Sans attendre qu'elle ajoute quelque chose, il se met à courir, dans la direction qu'avait prise sa mentor avant qu'il ne se libère de son emprise. Il était prêt à la suivre, et cette fois, il ne lui ferait pas faux plan, il avait bien compris que le danger était réel et qu'il fallait quitter cette forêt en colère avant qu'elle ne les tues. Il ralentit légèrement sa course histoire de laisser la chatte passer devant lui, puis accéléra pour la suivre. Elle l'avait entraîné, elle connaissait son rythme de course d'endurance, ainsi que sa vitesse de course de pointe.

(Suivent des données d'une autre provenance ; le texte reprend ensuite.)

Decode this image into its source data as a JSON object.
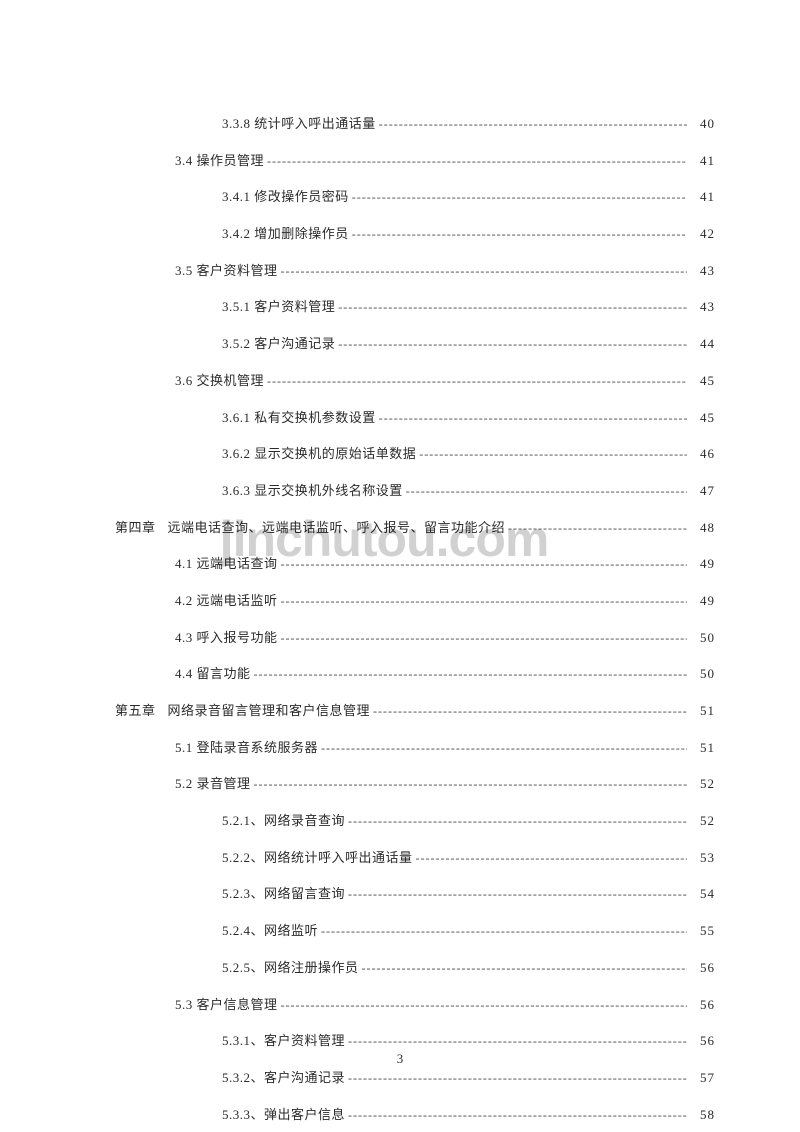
{
  "watermark": "jinchutou.com",
  "page_number": "3",
  "toc": [
    {
      "indent": 2,
      "label": "3.3.8 统计呼入呼出通话量",
      "page": "40"
    },
    {
      "indent": 1,
      "label": "3.4 操作员管理",
      "page": "41"
    },
    {
      "indent": 2,
      "label": "3.4.1 修改操作员密码",
      "page": "41"
    },
    {
      "indent": 2,
      "label": "3.4.2 增加删除操作员",
      "page": "42"
    },
    {
      "indent": 1,
      "label": "3.5 客户资料管理",
      "page": "43"
    },
    {
      "indent": 2,
      "label": "3.5.1 客户资料管理",
      "page": "43"
    },
    {
      "indent": 2,
      "label": "3.5.2 客户沟通记录",
      "page": "44"
    },
    {
      "indent": 1,
      "label": "3.6 交换机管理",
      "page": "45"
    },
    {
      "indent": 2,
      "label": "3.6.1 私有交换机参数设置",
      "page": "45"
    },
    {
      "indent": 2,
      "label": "3.6.2 显示交换机的原始话单数据",
      "page": "46"
    },
    {
      "indent": 2,
      "label": "3.6.3 显示交换机外线名称设置",
      "page": "47"
    },
    {
      "indent": 0,
      "prefix": "第四章",
      "label": "远端电话查询、远端电话监听、呼入报号、留言功能介绍",
      "page": "48"
    },
    {
      "indent": 1,
      "label": "4.1 远端电话查询",
      "page": "49"
    },
    {
      "indent": 1,
      "label": "4.2 远端电话监听",
      "page": "49"
    },
    {
      "indent": 1,
      "label": "4.3 呼入报号功能",
      "page": "50"
    },
    {
      "indent": 1,
      "label": "4.4 留言功能",
      "page": "50"
    },
    {
      "indent": 0,
      "prefix": "第五章",
      "label": "网络录音留言管理和客户信息管理",
      "page": "51"
    },
    {
      "indent": 1,
      "label": "5.1 登陆录音系统服务器",
      "page": "51"
    },
    {
      "indent": 1,
      "label": "5.2 录音管理",
      "page": "52"
    },
    {
      "indent": 2,
      "label": "5.2.1、网络录音查询",
      "page": "52"
    },
    {
      "indent": 2,
      "label": "5.2.2、网络统计呼入呼出通话量",
      "page": "53"
    },
    {
      "indent": 2,
      "label": "5.2.3、网络留言查询",
      "page": "54"
    },
    {
      "indent": 2,
      "label": "5.2.4、网络监听",
      "page": "55"
    },
    {
      "indent": 2,
      "label": "5.2.5、网络注册操作员",
      "page": "56"
    },
    {
      "indent": 1,
      "label": "5.3 客户信息管理",
      "page": "56"
    },
    {
      "indent": 2,
      "label": "5.3.1、客户资料管理",
      "page": "56"
    },
    {
      "indent": 2,
      "label": "5.3.2、客户沟通记录",
      "page": "57"
    },
    {
      "indent": 2,
      "label": "5.3.3、弹出客户信息",
      "page": "58"
    }
  ]
}
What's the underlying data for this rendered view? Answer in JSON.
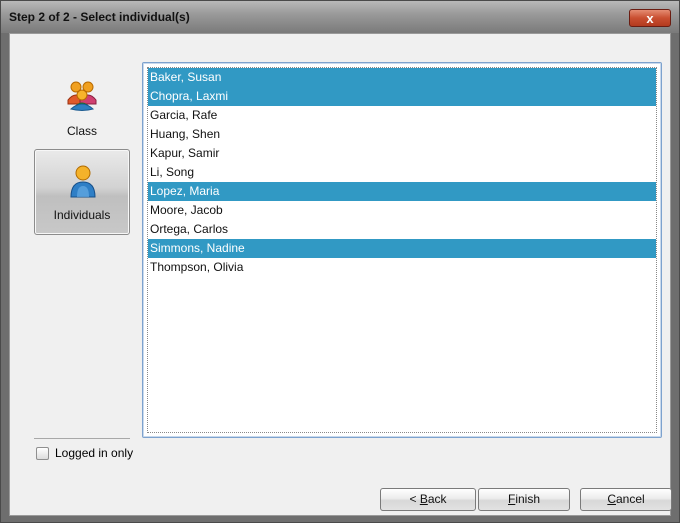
{
  "window": {
    "title": "Step 2 of 2 - Select individual(s)",
    "close_label": "x"
  },
  "nav": {
    "items": [
      {
        "label": "Class",
        "icon": "group-icon",
        "selected": false
      },
      {
        "label": "Individuals",
        "icon": "person-icon",
        "selected": true
      }
    ]
  },
  "list": {
    "items": [
      {
        "label": "Baker, Susan",
        "selected": true
      },
      {
        "label": "Chopra, Laxmi",
        "selected": true
      },
      {
        "label": "Garcia, Rafe",
        "selected": false
      },
      {
        "label": "Huang, Shen",
        "selected": false
      },
      {
        "label": "Kapur, Samir",
        "selected": false
      },
      {
        "label": "Li, Song",
        "selected": false
      },
      {
        "label": "Lopez, Maria",
        "selected": true
      },
      {
        "label": "Moore, Jacob",
        "selected": false
      },
      {
        "label": "Ortega, Carlos",
        "selected": false
      },
      {
        "label": "Simmons, Nadine",
        "selected": true
      },
      {
        "label": "Thompson, Olivia",
        "selected": false
      }
    ]
  },
  "options": {
    "logged_in_only_label": "Logged in only",
    "logged_in_only_checked": false
  },
  "buttons": {
    "back_prefix": "< ",
    "back_mnemonic": "B",
    "back_rest": "ack",
    "finish_mnemonic": "F",
    "finish_rest": "inish",
    "cancel_mnemonic": "C",
    "cancel_rest": "ancel"
  },
  "colors": {
    "selection": "#3199c4",
    "close_button": "#c94f31",
    "list_border": "#7da2ce"
  }
}
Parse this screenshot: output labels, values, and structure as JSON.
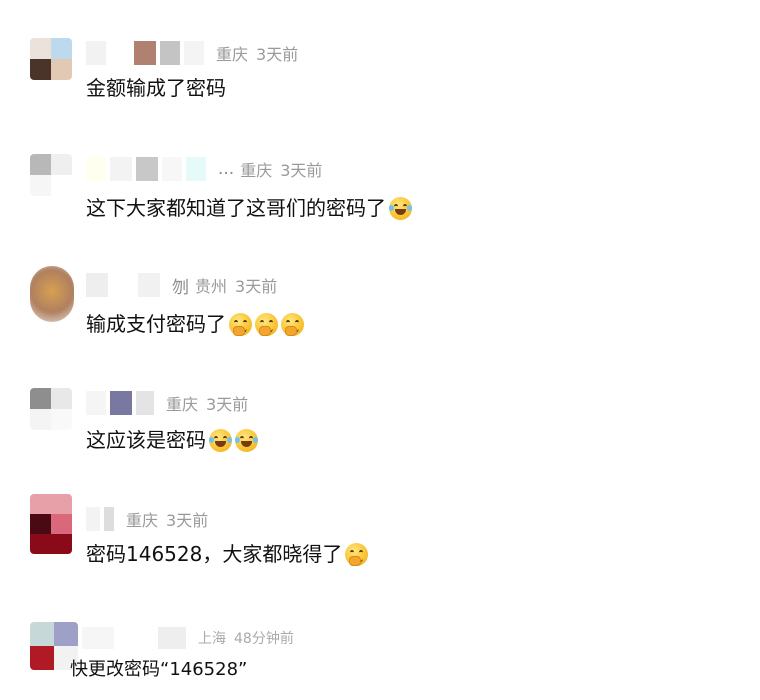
{
  "comments": [
    {
      "location": "重庆",
      "time": "3天前",
      "name_tail": "",
      "text": "金额输成了密码",
      "emojis": []
    },
    {
      "location": "重庆",
      "time": "3天前",
      "name_tail": "...",
      "text": "这下大家都知道了这哥们的密码了",
      "emojis": [
        "tears-of-joy-emoji"
      ]
    },
    {
      "location": "贵州",
      "time": "3天前",
      "name_tail": "刎",
      "text": "输成支付密码了",
      "emojis": [
        "thinking-emoji",
        "thinking-emoji",
        "thinking-emoji"
      ]
    },
    {
      "location": "重庆",
      "time": "3天前",
      "name_tail": "",
      "text": "这应该是密码",
      "emojis": [
        "tears-of-joy-emoji",
        "tears-of-joy-emoji"
      ]
    },
    {
      "location": "重庆",
      "time": "3天前",
      "name_tail": "",
      "text": "密码146528，大家都晓得了",
      "emojis": [
        "thinking-emoji"
      ]
    },
    {
      "location": "上海",
      "time": "48分钟前",
      "name_tail": "",
      "text": "快更改密码“146528”",
      "emojis": []
    }
  ],
  "colors": {
    "text": "#111111",
    "meta": "#9a9a9a",
    "background": "#ffffff"
  }
}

Un grondement sourd fait trembler le ciel, puis une lumière vive éclair tout l'horizon noir qui devient blanc l'espace d'un instant. Puis la foudre arrive, elle descend, Chacal voit l'éclair de Lumière qui fonce droit vers eux, au travers des feuillages des arbres. Elle tombe sur un arbre immense tout prêt d'eux. L'arbre émet un craquement sinistre, puis un autre et Chacal, continuant de courir, voit une énorme branche se casser et commencer à tomber droit devant eux. Son regard descend, anticipant le point de chute de la branche énorme et son regard tombe sur la croupe de sa mentor en pleine course. La peur est toujours là, mais elle n'a plus le dessus sur lui, il pousse sur ses pattes, forçant encore l'allure, pas le temps de prévenir la chatte, il doit agir, et c'est comme si des ailes lui avaient pousser depuis toute à l'heure. Il amorce un détour par la droite et soudain, il s'élance et percute la chatte de plein fouet, les envoyant rouler à quelques mettre de là. La branche enflammée s'écrase d'un bruit sourds et sinistre là ou se trouvait Luciole quelques instants avant.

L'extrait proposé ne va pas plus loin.